Asked if he shared Ms Davidson’s concerns about LGBT rights being diluted, he replied: “No, I don’t see that [happening] at all. She’s perfectly fair to raise it. These issues are devolved, and if they were sorted in the UK Parliament they’d be free vote issues. I really don’t see them colouring the talks.”
The DUP has consistently blocked attempts to introduce gay marriage in Northern Ireland, despite a majority of assembly members supporting equal rights.
It had previously campaigned against the legalisation of gay sex as part of the Save Ulster from Sodomy movement.
The party was founded on evangelical Christian principles and has been denounced as homophobic by critics. One of its former MPs, Iris Robinson, the wife of former DUP leader and Northen Ireland First Minister, Peter Robinson, has described homosexuality as an “abomination”. Another MP, Ian Paisley Jr, whose father Ian founded the DUP, said he was “repulsed” by homosexual acts.
“I am pretty repulsed by gay and lesbianism", he said in 2007. “I think it is wrong. I think that those people harm themselves and – without caring about it – harm society. That doesn’t mean to say that I hate them. I mean, I hate what they do.”

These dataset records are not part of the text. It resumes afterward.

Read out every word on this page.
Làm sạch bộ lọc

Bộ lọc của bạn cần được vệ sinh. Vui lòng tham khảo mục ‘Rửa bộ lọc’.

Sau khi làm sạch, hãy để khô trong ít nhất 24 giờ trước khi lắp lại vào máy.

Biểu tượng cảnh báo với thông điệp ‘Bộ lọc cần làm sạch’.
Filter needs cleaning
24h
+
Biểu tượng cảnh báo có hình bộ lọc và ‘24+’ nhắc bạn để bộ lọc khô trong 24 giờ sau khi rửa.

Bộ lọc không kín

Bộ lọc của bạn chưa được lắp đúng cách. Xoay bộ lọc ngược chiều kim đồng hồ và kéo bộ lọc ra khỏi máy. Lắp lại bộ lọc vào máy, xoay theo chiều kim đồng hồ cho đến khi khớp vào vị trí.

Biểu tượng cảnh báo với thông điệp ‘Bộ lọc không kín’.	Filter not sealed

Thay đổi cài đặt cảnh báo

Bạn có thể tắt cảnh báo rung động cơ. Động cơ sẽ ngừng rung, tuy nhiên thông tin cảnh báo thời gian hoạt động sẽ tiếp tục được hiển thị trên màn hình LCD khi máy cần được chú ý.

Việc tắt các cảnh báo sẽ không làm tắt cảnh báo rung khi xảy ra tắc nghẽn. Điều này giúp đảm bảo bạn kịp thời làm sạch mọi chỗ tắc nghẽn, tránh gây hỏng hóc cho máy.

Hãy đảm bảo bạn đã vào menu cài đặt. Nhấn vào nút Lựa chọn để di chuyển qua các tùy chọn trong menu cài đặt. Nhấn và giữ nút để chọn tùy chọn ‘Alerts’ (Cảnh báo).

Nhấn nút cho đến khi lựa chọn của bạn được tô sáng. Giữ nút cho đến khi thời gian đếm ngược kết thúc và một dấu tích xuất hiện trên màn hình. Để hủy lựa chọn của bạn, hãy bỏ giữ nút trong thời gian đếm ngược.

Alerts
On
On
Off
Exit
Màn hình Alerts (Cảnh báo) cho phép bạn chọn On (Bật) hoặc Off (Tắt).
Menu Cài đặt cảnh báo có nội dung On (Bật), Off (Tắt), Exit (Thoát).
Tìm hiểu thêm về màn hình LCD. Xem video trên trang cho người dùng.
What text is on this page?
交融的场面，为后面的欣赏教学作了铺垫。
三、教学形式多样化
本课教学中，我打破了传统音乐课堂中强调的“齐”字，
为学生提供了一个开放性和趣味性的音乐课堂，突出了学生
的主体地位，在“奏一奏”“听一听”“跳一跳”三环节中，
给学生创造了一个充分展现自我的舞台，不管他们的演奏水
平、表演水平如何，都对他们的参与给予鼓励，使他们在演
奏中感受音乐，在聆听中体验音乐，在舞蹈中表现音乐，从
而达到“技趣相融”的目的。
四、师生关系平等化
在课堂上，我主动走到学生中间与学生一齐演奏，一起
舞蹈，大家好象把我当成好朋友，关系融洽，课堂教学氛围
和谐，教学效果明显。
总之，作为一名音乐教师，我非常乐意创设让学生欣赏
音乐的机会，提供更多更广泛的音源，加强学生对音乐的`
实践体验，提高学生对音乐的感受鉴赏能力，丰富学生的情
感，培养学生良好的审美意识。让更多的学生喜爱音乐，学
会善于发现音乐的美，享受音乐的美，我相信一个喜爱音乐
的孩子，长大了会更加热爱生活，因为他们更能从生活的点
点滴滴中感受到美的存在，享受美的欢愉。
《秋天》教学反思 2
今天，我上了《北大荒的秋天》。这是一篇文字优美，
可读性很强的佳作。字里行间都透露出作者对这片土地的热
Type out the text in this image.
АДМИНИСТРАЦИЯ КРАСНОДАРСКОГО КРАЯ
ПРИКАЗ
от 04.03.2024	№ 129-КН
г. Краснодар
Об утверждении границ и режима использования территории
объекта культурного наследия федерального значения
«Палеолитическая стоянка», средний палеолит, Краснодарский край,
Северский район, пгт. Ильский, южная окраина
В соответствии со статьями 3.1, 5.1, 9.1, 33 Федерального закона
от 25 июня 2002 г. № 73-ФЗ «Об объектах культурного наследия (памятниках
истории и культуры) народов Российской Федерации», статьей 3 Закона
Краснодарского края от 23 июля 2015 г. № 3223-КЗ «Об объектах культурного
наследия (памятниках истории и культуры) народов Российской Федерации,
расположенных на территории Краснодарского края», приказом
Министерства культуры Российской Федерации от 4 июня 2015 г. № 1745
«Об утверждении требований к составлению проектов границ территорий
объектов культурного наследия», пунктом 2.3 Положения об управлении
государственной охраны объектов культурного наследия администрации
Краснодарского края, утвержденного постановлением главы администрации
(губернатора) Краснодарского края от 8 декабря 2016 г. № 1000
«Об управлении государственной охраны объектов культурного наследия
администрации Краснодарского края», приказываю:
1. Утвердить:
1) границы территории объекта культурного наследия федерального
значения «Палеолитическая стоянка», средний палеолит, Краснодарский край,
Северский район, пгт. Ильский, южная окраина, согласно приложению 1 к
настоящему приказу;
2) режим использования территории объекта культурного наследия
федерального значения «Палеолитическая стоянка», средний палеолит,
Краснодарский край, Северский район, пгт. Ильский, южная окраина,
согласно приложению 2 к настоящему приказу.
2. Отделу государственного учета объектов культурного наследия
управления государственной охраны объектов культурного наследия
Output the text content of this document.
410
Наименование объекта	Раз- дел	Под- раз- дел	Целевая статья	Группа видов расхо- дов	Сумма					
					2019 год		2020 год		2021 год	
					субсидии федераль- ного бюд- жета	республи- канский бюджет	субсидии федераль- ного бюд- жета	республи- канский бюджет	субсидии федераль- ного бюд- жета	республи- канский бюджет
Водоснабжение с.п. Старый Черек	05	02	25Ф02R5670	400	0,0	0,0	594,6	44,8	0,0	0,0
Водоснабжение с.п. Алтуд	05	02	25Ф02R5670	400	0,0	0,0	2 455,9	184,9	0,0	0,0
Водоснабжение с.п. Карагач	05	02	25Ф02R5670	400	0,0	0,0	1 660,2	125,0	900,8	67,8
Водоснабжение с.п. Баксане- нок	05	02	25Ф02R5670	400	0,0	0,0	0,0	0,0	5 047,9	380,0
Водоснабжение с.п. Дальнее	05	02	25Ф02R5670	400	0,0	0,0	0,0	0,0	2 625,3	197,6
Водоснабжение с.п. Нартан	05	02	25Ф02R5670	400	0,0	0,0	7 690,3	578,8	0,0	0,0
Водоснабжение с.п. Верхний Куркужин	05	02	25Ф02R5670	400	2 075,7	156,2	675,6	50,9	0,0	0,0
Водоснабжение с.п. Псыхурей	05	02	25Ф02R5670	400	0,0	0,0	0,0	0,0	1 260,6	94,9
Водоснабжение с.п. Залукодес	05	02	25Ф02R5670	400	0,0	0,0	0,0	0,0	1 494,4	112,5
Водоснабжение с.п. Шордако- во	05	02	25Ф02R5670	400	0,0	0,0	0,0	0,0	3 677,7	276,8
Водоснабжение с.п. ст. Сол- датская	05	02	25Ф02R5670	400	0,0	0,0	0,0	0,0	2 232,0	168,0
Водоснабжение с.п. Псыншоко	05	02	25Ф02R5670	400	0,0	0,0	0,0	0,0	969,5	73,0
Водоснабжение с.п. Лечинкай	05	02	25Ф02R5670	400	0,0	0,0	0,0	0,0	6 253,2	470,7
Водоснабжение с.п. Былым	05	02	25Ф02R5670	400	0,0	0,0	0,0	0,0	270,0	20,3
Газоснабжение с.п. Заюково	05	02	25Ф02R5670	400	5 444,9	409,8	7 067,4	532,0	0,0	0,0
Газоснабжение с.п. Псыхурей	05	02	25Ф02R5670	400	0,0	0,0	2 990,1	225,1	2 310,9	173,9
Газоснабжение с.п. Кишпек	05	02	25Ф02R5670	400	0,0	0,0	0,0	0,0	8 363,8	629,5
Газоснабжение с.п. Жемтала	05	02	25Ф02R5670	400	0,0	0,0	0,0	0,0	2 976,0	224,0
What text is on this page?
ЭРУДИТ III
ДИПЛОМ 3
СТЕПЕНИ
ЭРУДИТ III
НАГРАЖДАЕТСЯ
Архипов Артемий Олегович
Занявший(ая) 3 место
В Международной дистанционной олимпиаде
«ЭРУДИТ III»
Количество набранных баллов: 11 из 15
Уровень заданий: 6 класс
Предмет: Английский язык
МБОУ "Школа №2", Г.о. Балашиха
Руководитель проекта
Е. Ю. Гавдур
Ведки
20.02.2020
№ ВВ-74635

A DUP councillor claimed in 2005 that Hurricane Katrina, which killed more than 1,500 people in the US, was God exacting revenge on the city of New Orleans for hosting a gay rights event.
DUP leader Arlene Foster has previously rejected claims that her party is homophobic and said critics do not understand her party’s motivations.
“They are wrong and they need to understand why we take those positions from a faith point of view and why we want to protect the definition of marriage,” she said.
“I could not care less what people get up to in terms of their sexuality, that’s not a matter for me: when it becomes a matter for me is when people try to redefine marriage.”
The Conservative Party has been contacted for comment.